Era o segundo domingo consecutivo em que eu trabalharia. Não bastasse isso, era também o segundo domingo consecutivo em que eu acordava às 4h45 da manhã e iniciaria o meu trabalho antes de o sol nascer.
Não preciso dizer que acordei como um zumbi, fui peguei o metrô ainda mais sonolento e andei pela Paulista ainda meio grogue. E foi só quando eu cheguei à recepção do prédio da fundação que eu acordei de vez. O motivo? Um papo com o porteiro.
A recepção do prédio mais famoso da Paulista estava uma zona, com os porteiros-seguranças recebendo as entregas dos vários jornais que os vários setores da FCL assinam. Me dirigi ao homem de preto mais próximo e, automaticamente, lancei um “Opa, tudo bom? Vê a chave da recepção do 12, por favor?”. Em outras palavras, eu precisava da chave pra abrir a redação, localizada no 12º andar. Não é difícil.
O porteiro olhou para mim com cara de espanto. Muito espanto. E pediu para eu repetir. “A chave da recepção do 12”, obedeci. Se antes ele achava que não tinha entendido direito, desta vez a suspeita fora confirmada. E não restou a ele fazer a pergunta mais óbvia naquele momento para ganhar tempo. “A chave? Pra quê?”. Respirei fundo e expliquei educadamente (eu acho): “Pra abrir a redação, que tá trancada”.

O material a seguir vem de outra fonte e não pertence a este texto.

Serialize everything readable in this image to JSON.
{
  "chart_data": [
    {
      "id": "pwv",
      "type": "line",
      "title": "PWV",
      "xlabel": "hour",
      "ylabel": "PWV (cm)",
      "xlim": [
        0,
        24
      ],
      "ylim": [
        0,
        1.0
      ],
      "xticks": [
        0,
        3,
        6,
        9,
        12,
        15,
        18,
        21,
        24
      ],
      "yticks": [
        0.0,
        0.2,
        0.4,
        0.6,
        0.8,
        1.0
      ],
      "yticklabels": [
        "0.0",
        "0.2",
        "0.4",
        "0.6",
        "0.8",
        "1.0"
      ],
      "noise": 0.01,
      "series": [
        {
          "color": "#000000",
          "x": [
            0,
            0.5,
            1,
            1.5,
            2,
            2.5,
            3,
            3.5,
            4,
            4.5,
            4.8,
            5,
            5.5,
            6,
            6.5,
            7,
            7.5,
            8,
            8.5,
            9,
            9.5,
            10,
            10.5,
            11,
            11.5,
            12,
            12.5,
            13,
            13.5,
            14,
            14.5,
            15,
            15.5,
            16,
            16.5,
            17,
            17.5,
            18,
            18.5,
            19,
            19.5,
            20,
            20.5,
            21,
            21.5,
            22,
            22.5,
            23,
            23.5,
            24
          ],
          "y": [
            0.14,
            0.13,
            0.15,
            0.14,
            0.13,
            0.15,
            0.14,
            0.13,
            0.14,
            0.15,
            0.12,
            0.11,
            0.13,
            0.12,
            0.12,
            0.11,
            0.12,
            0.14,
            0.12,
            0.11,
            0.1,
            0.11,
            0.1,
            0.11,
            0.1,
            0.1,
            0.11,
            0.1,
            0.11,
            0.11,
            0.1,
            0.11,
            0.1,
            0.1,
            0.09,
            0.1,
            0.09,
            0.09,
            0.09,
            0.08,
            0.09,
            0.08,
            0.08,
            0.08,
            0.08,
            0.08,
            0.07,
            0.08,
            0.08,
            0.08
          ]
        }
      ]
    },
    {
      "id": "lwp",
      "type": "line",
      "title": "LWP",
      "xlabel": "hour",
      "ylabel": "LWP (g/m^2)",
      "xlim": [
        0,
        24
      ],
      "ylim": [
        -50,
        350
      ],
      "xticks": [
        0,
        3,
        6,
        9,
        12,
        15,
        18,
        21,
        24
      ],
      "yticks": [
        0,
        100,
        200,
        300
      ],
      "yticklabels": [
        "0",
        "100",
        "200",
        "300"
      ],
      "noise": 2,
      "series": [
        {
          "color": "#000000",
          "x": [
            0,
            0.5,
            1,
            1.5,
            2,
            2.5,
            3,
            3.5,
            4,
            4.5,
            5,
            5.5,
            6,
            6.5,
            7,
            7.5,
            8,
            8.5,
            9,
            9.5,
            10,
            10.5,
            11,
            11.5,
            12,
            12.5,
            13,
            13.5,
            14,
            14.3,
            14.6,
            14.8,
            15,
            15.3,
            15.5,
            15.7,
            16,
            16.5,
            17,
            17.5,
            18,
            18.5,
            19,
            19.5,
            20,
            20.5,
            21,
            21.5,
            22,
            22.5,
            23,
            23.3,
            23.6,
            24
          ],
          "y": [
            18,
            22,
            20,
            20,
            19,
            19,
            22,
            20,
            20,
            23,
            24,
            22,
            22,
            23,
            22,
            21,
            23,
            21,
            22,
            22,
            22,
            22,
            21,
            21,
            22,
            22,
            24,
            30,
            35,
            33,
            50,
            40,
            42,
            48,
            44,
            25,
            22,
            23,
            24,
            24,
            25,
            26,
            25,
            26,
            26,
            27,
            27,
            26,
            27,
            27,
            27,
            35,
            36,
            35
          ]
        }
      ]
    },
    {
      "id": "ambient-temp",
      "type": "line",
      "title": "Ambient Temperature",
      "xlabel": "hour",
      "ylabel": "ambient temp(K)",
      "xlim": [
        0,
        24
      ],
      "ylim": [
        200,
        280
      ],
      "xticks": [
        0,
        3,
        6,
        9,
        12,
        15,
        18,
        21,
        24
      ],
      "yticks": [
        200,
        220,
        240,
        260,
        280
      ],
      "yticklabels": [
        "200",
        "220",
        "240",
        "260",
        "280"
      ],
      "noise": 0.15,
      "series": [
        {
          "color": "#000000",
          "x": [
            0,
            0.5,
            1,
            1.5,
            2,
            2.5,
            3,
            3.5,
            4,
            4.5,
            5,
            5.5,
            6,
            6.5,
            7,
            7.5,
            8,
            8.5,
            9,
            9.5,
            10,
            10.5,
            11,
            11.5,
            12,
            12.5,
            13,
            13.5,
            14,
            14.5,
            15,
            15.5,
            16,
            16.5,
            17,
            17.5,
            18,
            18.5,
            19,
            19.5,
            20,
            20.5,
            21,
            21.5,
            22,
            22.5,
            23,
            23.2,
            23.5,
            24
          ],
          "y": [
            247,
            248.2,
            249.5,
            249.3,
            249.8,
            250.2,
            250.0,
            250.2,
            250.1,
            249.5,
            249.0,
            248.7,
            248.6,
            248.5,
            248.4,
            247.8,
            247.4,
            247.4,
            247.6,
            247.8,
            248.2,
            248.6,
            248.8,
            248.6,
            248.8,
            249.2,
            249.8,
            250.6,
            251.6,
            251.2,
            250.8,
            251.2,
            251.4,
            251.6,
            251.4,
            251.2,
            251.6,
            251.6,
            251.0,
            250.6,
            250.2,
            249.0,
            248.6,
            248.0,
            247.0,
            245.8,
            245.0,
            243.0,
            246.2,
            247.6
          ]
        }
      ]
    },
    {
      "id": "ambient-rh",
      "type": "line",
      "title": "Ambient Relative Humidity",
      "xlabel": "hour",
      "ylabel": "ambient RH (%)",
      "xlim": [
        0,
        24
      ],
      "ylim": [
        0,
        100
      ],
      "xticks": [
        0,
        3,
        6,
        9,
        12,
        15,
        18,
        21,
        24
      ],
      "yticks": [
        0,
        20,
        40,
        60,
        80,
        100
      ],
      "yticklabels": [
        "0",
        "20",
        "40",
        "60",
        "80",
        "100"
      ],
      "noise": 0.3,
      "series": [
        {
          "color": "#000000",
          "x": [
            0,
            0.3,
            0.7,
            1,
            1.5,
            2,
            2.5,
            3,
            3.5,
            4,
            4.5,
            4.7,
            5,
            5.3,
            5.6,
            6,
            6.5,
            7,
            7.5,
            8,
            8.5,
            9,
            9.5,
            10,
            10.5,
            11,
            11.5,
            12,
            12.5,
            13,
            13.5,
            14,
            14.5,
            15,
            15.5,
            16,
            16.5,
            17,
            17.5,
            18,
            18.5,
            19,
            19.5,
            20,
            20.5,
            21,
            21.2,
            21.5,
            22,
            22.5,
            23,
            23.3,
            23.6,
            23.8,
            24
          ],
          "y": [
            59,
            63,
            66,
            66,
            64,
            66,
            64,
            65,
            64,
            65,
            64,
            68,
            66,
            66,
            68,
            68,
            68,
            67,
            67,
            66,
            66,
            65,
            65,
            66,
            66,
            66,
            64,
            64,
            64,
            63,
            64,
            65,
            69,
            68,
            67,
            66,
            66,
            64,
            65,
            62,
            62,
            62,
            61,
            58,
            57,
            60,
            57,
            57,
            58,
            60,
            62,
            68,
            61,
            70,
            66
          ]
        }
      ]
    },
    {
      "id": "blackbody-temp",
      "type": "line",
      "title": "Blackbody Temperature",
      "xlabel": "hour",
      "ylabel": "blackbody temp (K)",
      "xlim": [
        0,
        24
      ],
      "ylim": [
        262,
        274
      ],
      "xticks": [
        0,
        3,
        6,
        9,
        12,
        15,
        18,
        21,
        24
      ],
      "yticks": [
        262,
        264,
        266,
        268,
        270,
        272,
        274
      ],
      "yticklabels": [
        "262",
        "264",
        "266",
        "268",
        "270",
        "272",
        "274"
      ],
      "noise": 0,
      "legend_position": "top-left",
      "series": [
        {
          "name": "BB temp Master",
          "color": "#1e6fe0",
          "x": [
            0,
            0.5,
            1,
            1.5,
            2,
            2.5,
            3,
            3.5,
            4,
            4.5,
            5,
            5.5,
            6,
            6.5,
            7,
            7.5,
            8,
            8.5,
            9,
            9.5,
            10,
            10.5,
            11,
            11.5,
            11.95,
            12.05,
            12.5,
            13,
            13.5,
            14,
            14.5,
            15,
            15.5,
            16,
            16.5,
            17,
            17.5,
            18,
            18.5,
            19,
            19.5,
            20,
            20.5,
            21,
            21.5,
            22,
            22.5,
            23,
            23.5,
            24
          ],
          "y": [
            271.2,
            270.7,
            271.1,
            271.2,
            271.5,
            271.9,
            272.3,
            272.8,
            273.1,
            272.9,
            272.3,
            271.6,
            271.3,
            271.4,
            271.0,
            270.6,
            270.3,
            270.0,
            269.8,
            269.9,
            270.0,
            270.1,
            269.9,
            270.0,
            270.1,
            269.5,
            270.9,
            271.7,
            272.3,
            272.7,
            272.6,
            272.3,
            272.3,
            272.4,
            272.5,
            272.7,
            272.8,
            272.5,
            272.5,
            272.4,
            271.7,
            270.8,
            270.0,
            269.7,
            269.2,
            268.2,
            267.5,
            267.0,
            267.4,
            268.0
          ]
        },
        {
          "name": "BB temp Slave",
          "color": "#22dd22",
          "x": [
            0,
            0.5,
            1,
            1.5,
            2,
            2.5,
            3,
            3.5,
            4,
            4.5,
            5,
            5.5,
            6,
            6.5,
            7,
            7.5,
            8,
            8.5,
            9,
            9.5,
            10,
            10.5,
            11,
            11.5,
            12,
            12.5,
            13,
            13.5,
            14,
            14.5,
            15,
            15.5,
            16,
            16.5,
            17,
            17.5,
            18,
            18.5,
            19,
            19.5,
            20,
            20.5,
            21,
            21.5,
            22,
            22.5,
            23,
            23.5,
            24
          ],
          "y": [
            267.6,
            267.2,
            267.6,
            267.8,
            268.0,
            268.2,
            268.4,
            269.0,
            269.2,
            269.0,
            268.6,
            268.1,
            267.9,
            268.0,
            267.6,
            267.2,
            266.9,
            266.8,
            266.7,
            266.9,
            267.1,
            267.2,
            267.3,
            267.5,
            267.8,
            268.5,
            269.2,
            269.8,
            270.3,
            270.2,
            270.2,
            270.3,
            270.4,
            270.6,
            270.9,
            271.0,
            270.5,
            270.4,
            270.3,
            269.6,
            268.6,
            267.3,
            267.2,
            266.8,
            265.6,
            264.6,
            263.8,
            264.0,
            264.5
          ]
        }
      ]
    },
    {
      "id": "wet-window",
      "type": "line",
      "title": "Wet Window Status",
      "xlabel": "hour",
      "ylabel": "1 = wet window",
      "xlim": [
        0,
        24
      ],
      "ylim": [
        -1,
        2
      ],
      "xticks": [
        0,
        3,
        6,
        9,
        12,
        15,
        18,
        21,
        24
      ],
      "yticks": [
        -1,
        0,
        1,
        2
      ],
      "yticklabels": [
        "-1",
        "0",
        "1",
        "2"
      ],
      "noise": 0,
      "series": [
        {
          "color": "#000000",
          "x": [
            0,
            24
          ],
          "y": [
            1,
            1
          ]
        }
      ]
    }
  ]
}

O truque de ganhar tempo não havia funcionado para ele. Sem saber o que responder para um cara ainda meio sonâmbulo que pedia uma chave, restou ao porteiro repetir as minhas palavras. “A chave... do 12... que 12?”. “O 12º andar”, expliquei. “Ah, a chave... da sala 12!”. Corrigi: “Isso, a chave... mas do 12º andar”. “Hum... chave... chave... chave do 12, né?”
Não pensei que poderia ser um porteiro novo: já o havia visto outros dias. Foi então em que eu achei que tudo poderia ser armado. O Serginho Mallandro poderia ter sido contratado novamente pela Gazeta e iniciado a gravação das pegadinhas com os próprios funcionários de empresa.
Ou então (e o mais provável), a Carol, também escalada para madrugar no domingo, tinha chegado antes de mim, tomado posse da chave e o porteiro apenas me achou com cara idiota e decidiu curtir um pouco comigo. Até porque aquela cara de espanto dele não poderia ser tão anormal apenas por causa de uma chave. Claro, tava combinado!
Mas essa minha teoria foi por água abaixo quando meu sorriso meio impaciente que queria dizer “já saquei a piada” não foi correspondido pelo porteiro, que me perguntou: “E por que você não tá com a chave?”. Evitei a resposta e apenas indiquei. “Olha, naquela caixinha costumam ficar as chaves... não tem nada lá não?”
Ao pegar a caixa de madeira com várias chaves, o porteiro se sentiu aliviado. Deu para ver no olhar dele. Até que ele sacou a primeira chave e leu na placa metálica. “Porta dos fundos, 12º... é essa, né?”. “Humm... não, essa é outra. Eu queria a da recepção”. Ele sacou outra chave. “E essa daqui, com o nome desse cara? Serve?”. “Também não. Esse é o chefe geral e essa deve ser a chave dele. Olha, mas se a da recepção não tiver aí, serve a dos fundos mesmo, vai”.
Para a minha sorte, a famigerada recepção do 12 estava lá. Bastava apenas assinar o livro de controle e pronto, estava livre. Ou não.
“Assina aqui, por favor. Qual o seu nome?”. “Felipe”, respondi. “Hum... Felipe... Felipe Massa?”. “Eh, quase isso. Talvez um dia, quem sabe?”, brinquei. E o porteiro entrou no clima. “Já pensou se você fosse o Felipe Massa? Aposto que não ia ter que vir trabalhar de domingo e ainda tão cedo”, filosofou.
Coloquei a caneta no papel para assinar e, escrevi Felipe, ainda pensando o que eu não estaria perdendo se fosse um piloto de Fórmula 1. Ao terminar meu primeiro nome, escrevi o M e parei. “Ué, não tem M na minha assinatura. Puts, eu não tenho M em nenhum sobrenome”, pensei, antes de falar para o porteiro. “Olha aí! Você falou tanto que eu quase escrevi Felipe Massa aqui!”, brinquei, já rindo.
O porteiro, antes na defensiva, conseguiu o que queria e me lançou um olhar triunfante. Se pudesse, tenho certeza de que ele falaria “Eu posso não saber o que é a recepção do 12, mas pelo menos não esqueço meu nome”.